Читать книгу The Complete Works of F. Scott Fitzgerald онлайн
1024 страница из 1457
But she was young and the artificial world was redolent of orchids and pleasant, cheerful snobbery and orchestras which set the rhythm of the year, summing up the sadness and suggestiveness of life in new tunes. All night the saxophones wailed the hopeless comment of the “Beale Street Blues,” while five hundred pairs of gold and silver slippers shuffled the shining dust. At the grey tea hour there were always rooms that throbbed incessantly with this low sweet fever, while fresh faces drifted here and there like rose petals blown by the sad horns around the floor.

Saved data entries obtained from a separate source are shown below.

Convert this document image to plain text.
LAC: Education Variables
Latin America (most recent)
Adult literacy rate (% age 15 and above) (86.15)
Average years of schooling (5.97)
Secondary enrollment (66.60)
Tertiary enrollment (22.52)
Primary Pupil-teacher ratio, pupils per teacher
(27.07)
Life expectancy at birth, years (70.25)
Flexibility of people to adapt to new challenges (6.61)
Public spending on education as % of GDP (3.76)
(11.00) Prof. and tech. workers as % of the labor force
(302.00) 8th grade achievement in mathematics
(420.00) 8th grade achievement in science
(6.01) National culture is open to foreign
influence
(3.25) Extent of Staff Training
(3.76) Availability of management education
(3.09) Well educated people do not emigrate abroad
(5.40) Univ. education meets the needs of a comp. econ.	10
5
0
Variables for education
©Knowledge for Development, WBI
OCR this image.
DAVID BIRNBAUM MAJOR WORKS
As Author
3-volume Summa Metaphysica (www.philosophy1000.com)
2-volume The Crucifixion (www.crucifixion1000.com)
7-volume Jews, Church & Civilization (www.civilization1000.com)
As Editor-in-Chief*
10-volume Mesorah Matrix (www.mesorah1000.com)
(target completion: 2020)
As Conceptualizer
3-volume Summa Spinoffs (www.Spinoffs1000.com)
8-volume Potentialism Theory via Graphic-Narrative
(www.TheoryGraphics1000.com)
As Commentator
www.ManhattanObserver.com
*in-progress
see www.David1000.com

In the center of this twilight universe Diana moved with the season, keeping half a dozen dates a day with half a dozen men, drowsing asleep at dawn with the beads and chiffon of an evening dress tangled among dying orchids on the floor beside her bed.
The year melted into summer. The flapper craze startled New York, and skirts went absurdly high and the sad orchestras played new tunes. For a while Diana’s beauty seemed to embody this new fashion as once it had seemed to embody the higher excitement of the war; but it was noticeable that she encouraged no lovers, that for all her popularity her name never became identified with that of any one man. She had had a hundred “chances,” but when she felt that an interest was becoming an infatuation she was at pains to end it once and for all.